A fibra tem um papel importante na nutrição de ruminantes:
- sendo responsável pela manutenção da saúde ruminal através da ruminação, promovendo o tamponamento do rúmen, e
- sendo mais uma fonte de energia para a vaca.
As bactérias do rúmen são capazes de promover a hidrólise dos polissacarídeos que compõem a FDN convertidos em ácidos graxos voláteis (AGV), que serão absorvidos na parede do rúmen como fonte energética.
Dentre os polissacarídeos citados acima, a lignina é a fração menos digerível/degradável da FDN, enquanto a celulose e a hemicelulose possuem taxa de degradação variável de acordo com a forragem, consumo e o animal.
Logo, é sabido que quanto maior o teor de lignina em determinada forragem, menor será a digestibilidade da FDN dela. Portanto, híbridos que geneticamente possuem menor teor de lignina irão apresentar maior digestibilidade de fibra (figura 6).
Dietas com alta forragem requerem a fração FDN mais digestível para evitar redução no consumo de matéria seca e produção de leite (Miller et al, 2021). No mesmo estudo, foi observado que quando utilizado híbrido de nervura marron (baixa lignina) em dietas de alta forragem, conseguiu-se manter a produção de leite, sólidos e consumo de matéria seca, quando comparados à dieta com teor de FDN mais baixo. Em dietas de alto teor de FDN, porém com forragem de baixa digestibilidade, geralmente perdemos desempenho.
Geralmente, os híbridos de milho que possuem grãos farináceos tendem a acumular menos lignina na sua composição da FDN. Sendo assim, ao selecionar híbridos de grãos macios também poderemos estar selecionando para uma boa digestibilidade de fibra.
Existem outras estratégias que podem aumentar a digestibilidade da FDN, como aumentar a altura de corte na lavoura, como demonstrado no gráfico acima.
Outro ponto é a maturidade da planta, pois quanto mais madura, mais lignina é acumulada na parede celular da fração fibrosa, conforme demonstrado no gráfico abaixo (figura 7).
E, por último, o manejo de controle de pragas e doenças que podem reduzir a digestibilidade da fibra, como por exemplo a infestação por fungos que causam a perda de umidade da planta precocemente.
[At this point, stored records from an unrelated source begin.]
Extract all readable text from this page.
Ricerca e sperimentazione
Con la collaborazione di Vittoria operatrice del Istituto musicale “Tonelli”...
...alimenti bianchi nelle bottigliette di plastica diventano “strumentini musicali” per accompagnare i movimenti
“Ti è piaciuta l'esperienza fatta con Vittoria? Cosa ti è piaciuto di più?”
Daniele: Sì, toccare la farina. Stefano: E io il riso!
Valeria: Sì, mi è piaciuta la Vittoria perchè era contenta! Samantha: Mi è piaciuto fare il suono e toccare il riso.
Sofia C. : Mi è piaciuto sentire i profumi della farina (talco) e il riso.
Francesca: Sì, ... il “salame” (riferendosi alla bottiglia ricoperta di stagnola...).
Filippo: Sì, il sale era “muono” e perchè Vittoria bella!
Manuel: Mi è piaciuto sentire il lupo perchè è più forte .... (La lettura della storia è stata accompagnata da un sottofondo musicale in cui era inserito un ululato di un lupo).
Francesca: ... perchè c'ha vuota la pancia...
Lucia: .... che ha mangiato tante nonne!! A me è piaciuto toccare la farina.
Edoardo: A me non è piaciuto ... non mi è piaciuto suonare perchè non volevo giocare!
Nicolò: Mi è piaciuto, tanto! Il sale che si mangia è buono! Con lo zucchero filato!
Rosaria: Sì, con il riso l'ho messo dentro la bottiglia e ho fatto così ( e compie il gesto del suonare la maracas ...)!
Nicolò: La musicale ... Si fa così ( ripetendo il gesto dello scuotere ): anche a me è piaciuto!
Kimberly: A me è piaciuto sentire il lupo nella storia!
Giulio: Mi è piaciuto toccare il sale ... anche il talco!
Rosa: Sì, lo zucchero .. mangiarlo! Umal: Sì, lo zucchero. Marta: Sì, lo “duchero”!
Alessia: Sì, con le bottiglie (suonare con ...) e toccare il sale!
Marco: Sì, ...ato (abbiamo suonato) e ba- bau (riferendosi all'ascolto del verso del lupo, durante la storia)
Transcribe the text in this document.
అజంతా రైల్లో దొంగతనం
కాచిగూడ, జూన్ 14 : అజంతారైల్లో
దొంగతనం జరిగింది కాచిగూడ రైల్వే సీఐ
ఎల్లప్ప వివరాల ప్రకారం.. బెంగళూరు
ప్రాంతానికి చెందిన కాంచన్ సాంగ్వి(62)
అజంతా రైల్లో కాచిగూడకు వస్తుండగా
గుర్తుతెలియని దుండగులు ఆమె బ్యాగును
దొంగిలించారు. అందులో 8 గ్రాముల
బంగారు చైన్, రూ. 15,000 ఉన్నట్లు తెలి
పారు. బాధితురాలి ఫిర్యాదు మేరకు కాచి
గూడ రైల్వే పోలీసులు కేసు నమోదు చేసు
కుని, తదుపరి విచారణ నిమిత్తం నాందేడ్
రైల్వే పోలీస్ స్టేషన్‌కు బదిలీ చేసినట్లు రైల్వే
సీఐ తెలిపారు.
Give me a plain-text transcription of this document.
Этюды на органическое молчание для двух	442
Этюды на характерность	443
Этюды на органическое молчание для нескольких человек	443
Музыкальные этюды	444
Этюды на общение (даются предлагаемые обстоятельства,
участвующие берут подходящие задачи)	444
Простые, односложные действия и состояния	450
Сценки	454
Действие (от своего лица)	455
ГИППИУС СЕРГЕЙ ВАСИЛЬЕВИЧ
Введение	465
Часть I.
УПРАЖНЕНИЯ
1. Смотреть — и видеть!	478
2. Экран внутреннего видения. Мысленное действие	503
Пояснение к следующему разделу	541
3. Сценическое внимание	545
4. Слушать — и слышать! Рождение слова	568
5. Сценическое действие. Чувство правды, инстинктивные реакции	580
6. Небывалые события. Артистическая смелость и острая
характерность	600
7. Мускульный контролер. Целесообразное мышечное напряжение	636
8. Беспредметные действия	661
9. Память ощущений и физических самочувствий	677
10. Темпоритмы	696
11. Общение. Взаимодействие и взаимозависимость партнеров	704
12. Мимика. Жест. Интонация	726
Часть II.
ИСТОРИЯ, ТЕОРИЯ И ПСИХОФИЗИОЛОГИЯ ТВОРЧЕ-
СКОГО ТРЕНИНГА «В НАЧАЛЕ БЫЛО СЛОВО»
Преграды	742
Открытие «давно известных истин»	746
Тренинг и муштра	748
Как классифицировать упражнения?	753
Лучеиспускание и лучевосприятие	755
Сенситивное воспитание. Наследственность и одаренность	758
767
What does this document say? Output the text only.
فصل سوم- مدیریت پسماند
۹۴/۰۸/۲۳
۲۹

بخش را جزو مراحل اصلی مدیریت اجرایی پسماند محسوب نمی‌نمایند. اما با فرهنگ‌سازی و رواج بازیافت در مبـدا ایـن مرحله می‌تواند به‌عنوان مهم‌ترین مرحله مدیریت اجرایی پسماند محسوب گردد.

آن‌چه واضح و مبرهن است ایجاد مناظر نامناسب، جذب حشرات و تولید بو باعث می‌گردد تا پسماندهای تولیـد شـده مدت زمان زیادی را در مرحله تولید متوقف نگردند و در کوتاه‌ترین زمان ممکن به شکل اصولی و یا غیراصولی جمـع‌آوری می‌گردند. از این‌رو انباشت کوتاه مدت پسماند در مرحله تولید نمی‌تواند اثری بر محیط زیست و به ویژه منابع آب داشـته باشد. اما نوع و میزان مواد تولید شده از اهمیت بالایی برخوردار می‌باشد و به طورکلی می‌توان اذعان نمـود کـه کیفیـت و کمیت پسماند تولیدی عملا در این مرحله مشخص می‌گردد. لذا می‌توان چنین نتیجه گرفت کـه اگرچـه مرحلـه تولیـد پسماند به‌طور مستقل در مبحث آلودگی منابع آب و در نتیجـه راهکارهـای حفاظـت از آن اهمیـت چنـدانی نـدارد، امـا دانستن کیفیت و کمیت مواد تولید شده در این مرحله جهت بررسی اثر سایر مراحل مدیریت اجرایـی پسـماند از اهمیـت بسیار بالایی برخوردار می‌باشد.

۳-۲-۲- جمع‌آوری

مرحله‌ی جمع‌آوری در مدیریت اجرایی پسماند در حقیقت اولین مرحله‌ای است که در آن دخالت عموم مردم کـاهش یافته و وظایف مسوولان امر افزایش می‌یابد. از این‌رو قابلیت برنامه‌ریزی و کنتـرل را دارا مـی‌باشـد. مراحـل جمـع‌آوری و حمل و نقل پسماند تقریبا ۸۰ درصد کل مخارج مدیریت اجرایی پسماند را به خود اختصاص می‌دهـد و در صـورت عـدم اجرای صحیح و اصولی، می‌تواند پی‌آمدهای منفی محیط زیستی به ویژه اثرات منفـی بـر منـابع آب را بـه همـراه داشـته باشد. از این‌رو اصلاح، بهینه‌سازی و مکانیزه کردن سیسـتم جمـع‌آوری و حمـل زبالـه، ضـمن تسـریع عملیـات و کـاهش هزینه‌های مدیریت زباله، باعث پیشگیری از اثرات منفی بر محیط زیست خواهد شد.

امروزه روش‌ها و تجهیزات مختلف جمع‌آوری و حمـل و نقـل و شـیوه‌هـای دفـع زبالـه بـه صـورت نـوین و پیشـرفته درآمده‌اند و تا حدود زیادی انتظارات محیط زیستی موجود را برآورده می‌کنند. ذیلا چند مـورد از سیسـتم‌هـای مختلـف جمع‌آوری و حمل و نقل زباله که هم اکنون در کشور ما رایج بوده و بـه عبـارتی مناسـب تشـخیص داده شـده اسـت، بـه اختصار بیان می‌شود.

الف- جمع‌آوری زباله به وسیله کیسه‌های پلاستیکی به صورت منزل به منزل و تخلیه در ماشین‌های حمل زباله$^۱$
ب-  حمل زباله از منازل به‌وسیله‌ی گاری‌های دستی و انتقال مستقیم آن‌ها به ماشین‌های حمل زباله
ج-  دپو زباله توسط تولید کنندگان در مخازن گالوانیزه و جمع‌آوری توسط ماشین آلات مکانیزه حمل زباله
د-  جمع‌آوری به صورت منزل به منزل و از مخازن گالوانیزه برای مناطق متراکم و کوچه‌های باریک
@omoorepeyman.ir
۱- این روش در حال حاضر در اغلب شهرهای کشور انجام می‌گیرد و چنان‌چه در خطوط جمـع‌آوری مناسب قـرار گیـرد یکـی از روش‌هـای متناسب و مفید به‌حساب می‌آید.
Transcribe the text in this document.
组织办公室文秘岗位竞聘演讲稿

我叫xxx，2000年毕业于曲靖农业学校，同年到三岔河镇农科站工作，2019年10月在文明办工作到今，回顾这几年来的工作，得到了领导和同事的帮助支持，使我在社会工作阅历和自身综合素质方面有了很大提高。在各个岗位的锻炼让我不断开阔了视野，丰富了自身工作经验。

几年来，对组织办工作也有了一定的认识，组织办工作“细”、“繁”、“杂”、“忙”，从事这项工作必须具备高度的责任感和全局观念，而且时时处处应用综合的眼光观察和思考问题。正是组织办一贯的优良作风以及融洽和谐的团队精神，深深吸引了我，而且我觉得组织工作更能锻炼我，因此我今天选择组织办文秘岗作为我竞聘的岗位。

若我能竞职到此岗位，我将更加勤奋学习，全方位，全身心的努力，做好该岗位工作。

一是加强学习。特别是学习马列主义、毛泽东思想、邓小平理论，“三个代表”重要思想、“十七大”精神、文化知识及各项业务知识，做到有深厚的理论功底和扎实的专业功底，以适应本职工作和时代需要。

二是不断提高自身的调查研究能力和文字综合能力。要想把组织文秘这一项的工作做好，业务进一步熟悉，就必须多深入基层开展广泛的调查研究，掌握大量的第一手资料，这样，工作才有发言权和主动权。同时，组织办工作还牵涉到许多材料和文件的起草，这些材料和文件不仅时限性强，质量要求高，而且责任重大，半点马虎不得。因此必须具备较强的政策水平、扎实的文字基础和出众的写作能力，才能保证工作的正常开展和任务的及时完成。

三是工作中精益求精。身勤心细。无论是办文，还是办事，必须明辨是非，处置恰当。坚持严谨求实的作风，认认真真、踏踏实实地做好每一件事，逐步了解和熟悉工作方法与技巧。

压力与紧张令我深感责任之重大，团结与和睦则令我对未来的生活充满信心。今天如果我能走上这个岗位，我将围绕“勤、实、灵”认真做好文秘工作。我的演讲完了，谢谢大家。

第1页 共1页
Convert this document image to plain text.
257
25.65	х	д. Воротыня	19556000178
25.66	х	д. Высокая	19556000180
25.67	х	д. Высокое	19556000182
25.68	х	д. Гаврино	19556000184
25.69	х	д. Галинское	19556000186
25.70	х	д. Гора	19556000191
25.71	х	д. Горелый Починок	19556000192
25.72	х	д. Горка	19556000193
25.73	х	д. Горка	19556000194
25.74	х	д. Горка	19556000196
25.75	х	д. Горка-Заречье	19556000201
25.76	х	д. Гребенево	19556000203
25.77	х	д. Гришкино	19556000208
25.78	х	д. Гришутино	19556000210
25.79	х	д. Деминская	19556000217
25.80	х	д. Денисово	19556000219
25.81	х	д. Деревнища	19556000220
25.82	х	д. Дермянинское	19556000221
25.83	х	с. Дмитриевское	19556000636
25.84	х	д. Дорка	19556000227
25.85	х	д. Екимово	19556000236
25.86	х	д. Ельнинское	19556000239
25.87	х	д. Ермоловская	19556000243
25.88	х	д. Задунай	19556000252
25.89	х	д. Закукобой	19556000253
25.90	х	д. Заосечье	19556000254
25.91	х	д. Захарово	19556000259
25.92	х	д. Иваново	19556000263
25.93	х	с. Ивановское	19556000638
Portanto, podemos considerar os três pilares na escolha do híbrido para confecção de uma boa silagem de milho.
- Teor de amido
Quanto maior for o teor de amido, maior será a densidade energética (mcal/kg) da silagem e, portanto, menor gasto com concentrados energéticos reduzindo o custo alimentar.
- Digestibilidade do amido
Quanto maior a disponibilidade do amido no rúmen do animal, mais eficiente será a síntese de proteína microbiana e, consequentemente, a produção de leite, sólidos e eficiência alimentar. Além disso, vale lembrar que híbridos de grãos macios serão mais facilmente processados na colheita.
- Digestibilidade da fibra
Quanto maior for a digestibilidade da fibra, maior a possibilidade de inclusão da forragem na dieta, promovendo mais saúde para o animal e menor custo alimentar. Também mais nutrientes serão disponíveis no rúmen gerando mais energia disponível para lactação.